What was the impact of Windrush on women? How did it feel to travel to the UK or to be left behind? Award-winning poet Hannah Lowe, short-listed for the Forward, Aldeburgh and Seamus Heaney Best First Collection Prizes, explores the legacy of Windrush in relation to women’s experience and writing with fellow poet Valerie Bloom. Poet and novelist Valerie Bloom is a recipient of The Voice Community award for literature, and a Smarties Award Bronze prizewinner for her children’s book, Fruits. Her writing is heavily influenced by her Jamaican background – she even begins most performances with a crash course in Jamaican Patois, so non-speakers can enjoy the Patois poems in her set. Chaired by John McLeod, Professor of Postcolonial and Diaspora Literature.

Women Talking, Women Writing
Sunday 14 October, 5.30-6.30 pm
Church House

Celebrate the launch of the latest issue of Moving Worlds: A Journal of Transcultural Writings ‘Women Write Now: Reading the Contemporary’. In this roundtable conversation with Lucy Arnold, Leeds writers Amina Alyal and Becky Cherriman will discuss the intersections of writing, womanhood and the contemporary moment. How can women write back to crucial local and global issues? Join us for an enriching engagement with contemporary women’s writing.

Carol Ann Duffy and Imtiaz Dharker: Luck is the Hook
Sun 14 Oct, 7:30 pm
Kings Hall

Carol Ann Duffy is one of Britain’s best known and most admired poets, her poems are “… at once accessible and brilliantly idiosyncratic and subtle” (The Observer).
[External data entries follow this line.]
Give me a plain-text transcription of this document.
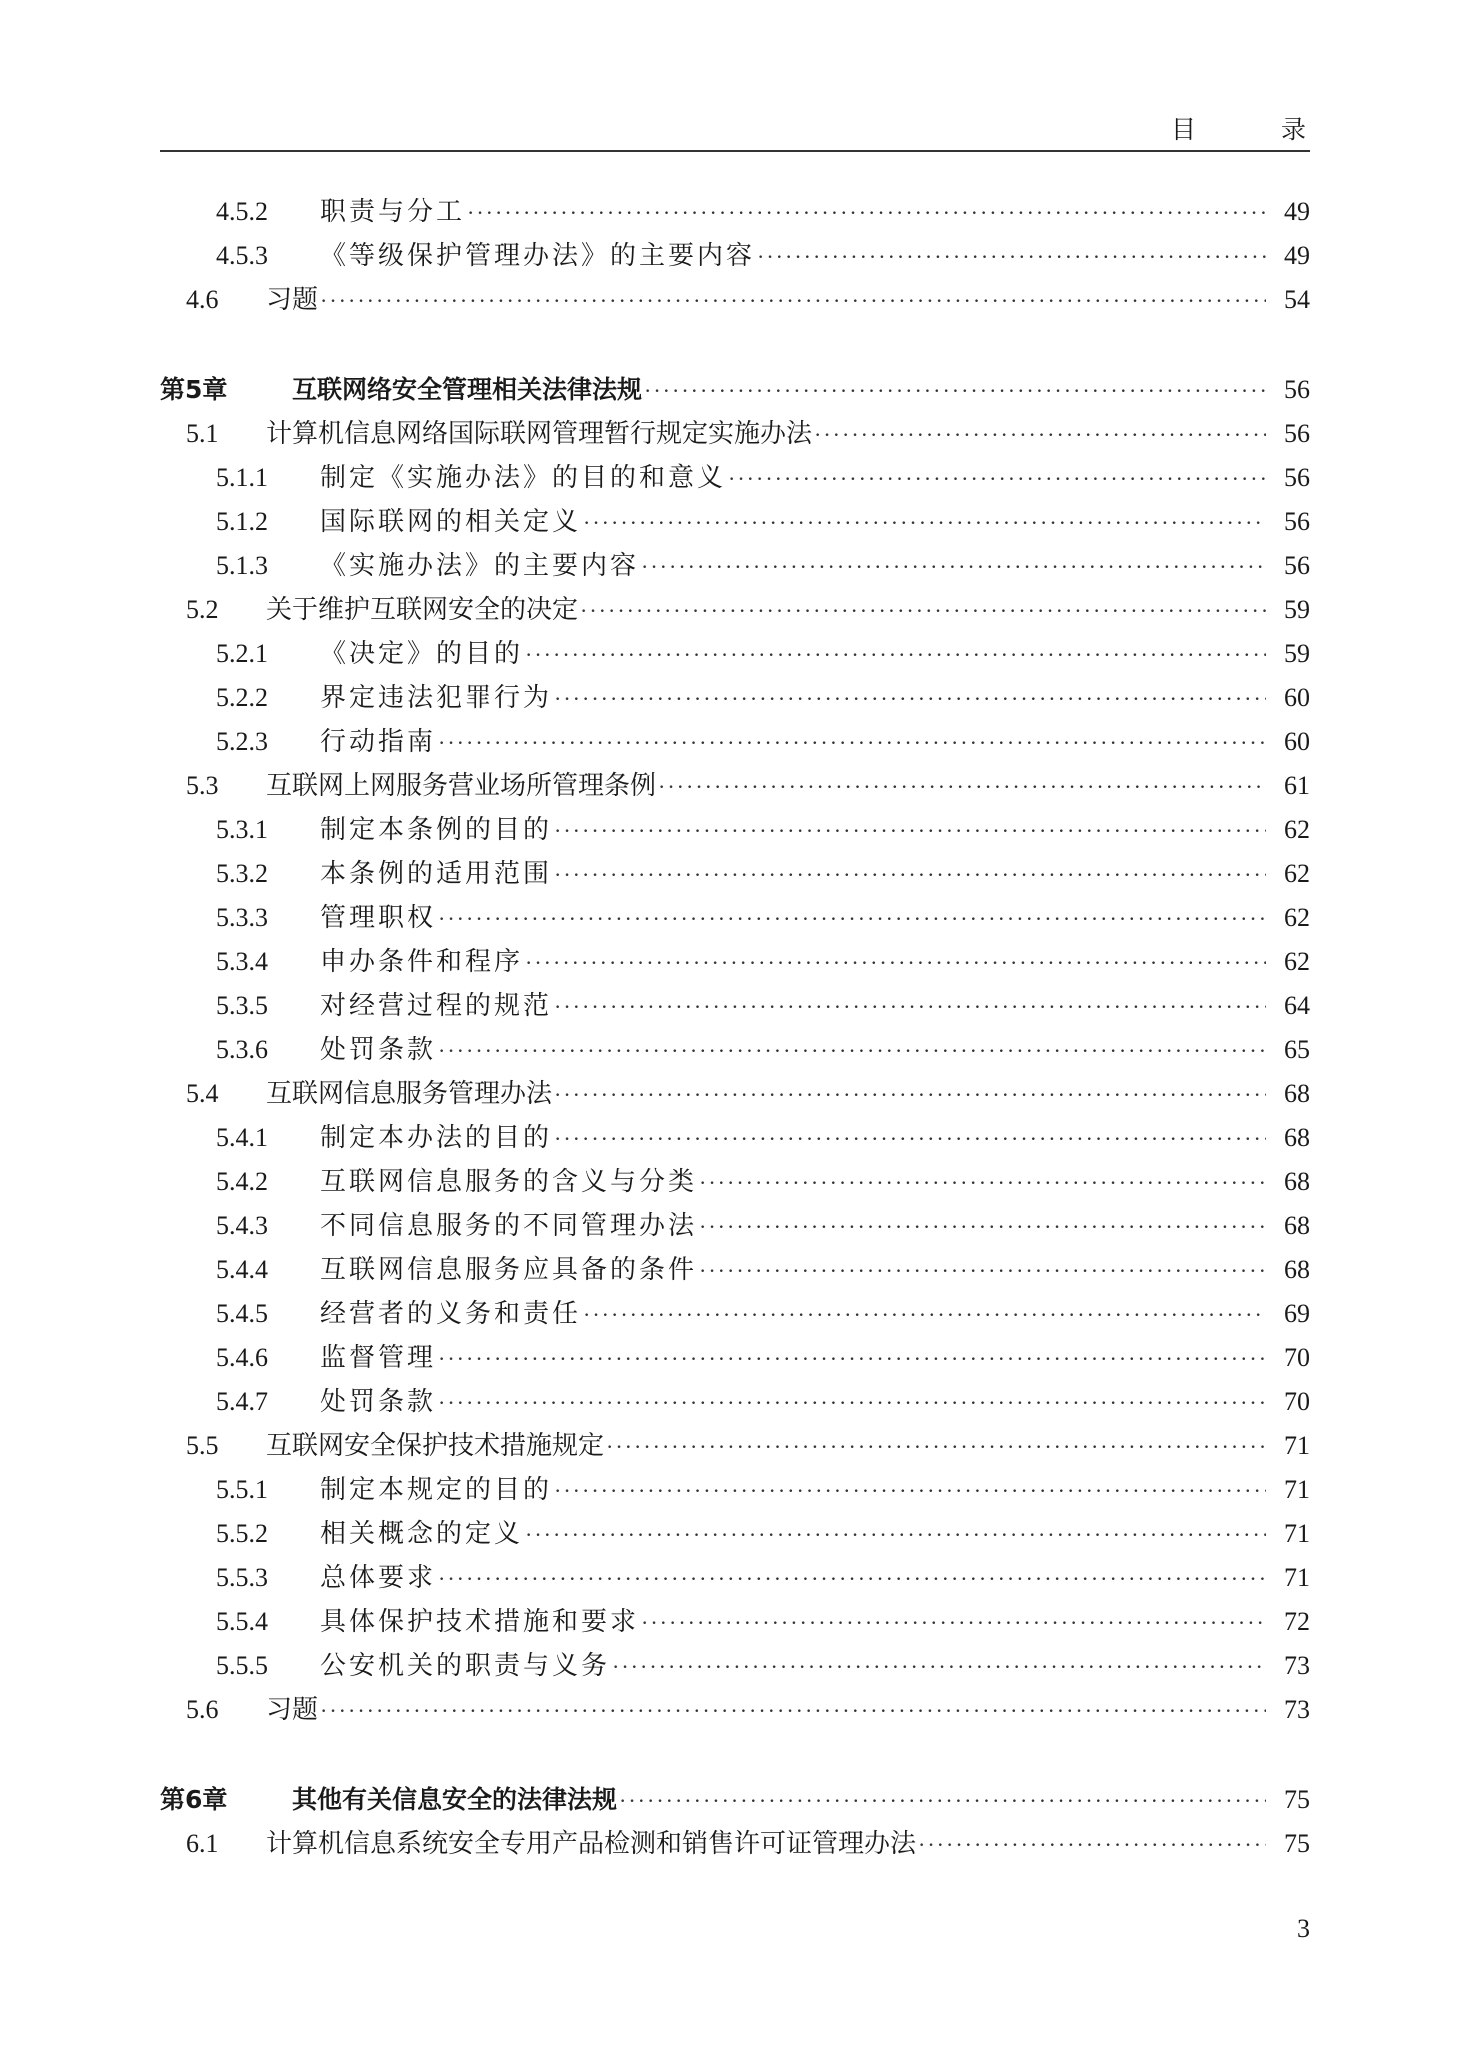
目　录
4.5.2	职责与分工 ·····	49
4.5.3	《等级保护管理办法》的主要内容 ·····	49
4.6	习题 ·····	54
第5章	互联网络安全管理相关法律法规 ·····	56
5.1	计算机信息网络国际联网管理暂行规定实施办法 ·····	56
5.1.1	制定《实施办法》的目的和意义 ·····	56
5.1.2	国际联网的相关定义 ·····	56
5.1.3	《实施办法》的主要内容 ·····	56
5.2	关于维护互联网安全的决定 ·····	59
5.2.1	《决定》的目的 ·····	59
5.2.2	界定违法犯罪行为 ·····	60
5.2.3	行动指南 ·····	60
5.3	互联网上网服务营业场所管理条例 ·····	61
5.3.1	制定本条例的目的 ·····	62
5.3.2	本条例的适用范围 ·····	62
5.3.3	管理职权 ·····	62
5.3.4	申办条件和程序 ·····	62
5.3.5	对经营过程的规范 ·····	64
5.3.6	处罚条款 ·····	65
5.4	互联网信息服务管理办法 ·····	68
5.4.1	制定本办法的目的 ·····	68
5.4.2	互联网信息服务的含义与分类 ·····	68
5.4.3	不同信息服务的不同管理办法 ·····	68
5.4.4	互联网信息服务应具备的条件 ·····	68
5.4.5	经营者的义务和责任 ·····	69
5.4.6	监督管理 ·····	70
5.4.7	处罚条款 ·····	70
5.5	互联网安全保护技术措施规定 ·····	71
5.5.1	制定本规定的目的 ·····	71
5.5.2	相关概念的定义 ·····	71
5.5.3	总体要求 ·····	71
5.5.4	具体保护技术措施和要求 ·····	72
5.5.5	公安机关的职责与义务 ·····	73
5.6	习题 ·····	73
第6章	其他有关信息安全的法律法规 ·····	75
6.1	计算机信息系统安全专用产品检测和销售许可证管理办法 ·····	75
3
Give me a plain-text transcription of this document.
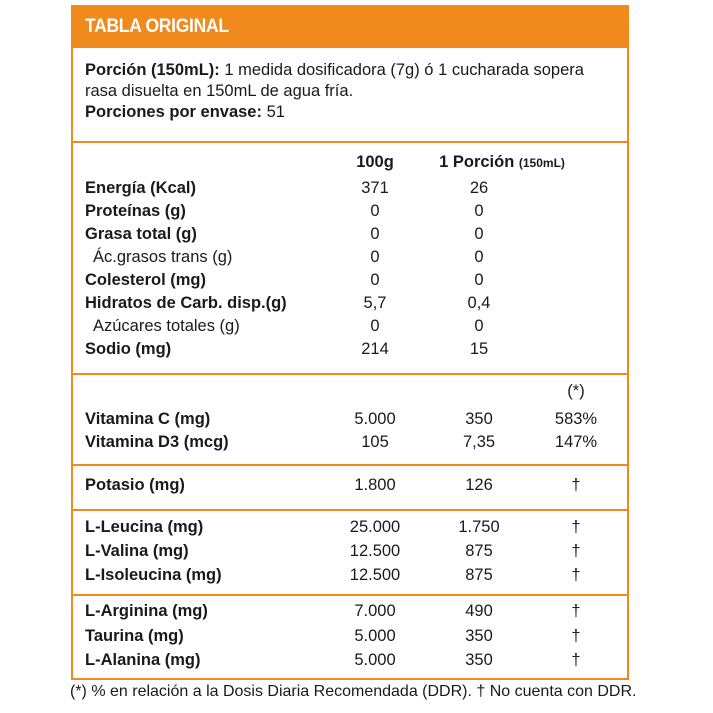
TABLA ORIGINAL
Porción (150mL): 1 medida dosificadora (7g) ó 1 cucharada sopera rasa disuelta en 150mL de agua fría.
Porciones por envase: 51
100g	1 Porción (150mL)
Energía (Kcal)	371	26
Proteínas (g)	0	0
Grasa total (g)	0	0
Ác.grasos trans (g)	0	0
Colesterol (mg)	0	0
Hidratos de Carb. disp.(g)	5,7	0,4
Azúcares totales (g)	0	0
Sodio (mg)	214	15
(*)
Vitamina C (mg)	5.000	350	583%
Vitamina D3 (mcg)	105	7,35	147%
Potasio (mg)	1.800	126	†
L-Leucina (mg)	25.000	1.750	†
L-Valina (mg)	12.500	875	†
L-Isoleucina (mg)	12.500	875	†
L-Arginina (mg)	7.000	490	†
Taurina (mg)	5.000	350	†
L-Alanina (mg)	5.000	350	†
(*) % en relación a la Dosis Diaria Recomendada (DDR). † No cuenta con DDR.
The current Poet Laureate, she has won the Forward, Whitbread and T.S. Eliot prizes. Imtiaz Dharker is ILF Poet in Residence. Brought up a Muslim Calvinist in a Lahori household in Glasgow, her themes are rooted in a life of transitions. An acclaimed poet, artist and documentary filmmarker she holds the Queen’s Gold Medal for Poetry.

The evening begins with a short reading by Lizzi Hawkins, former member of Ilkley Young Writers, winner of The Ted Hughes Young Poets Award and the Poetry Business New Poets Prize. This special event is hosted by the Cultural Institute as part of our support of the Ilkley Literature Festival.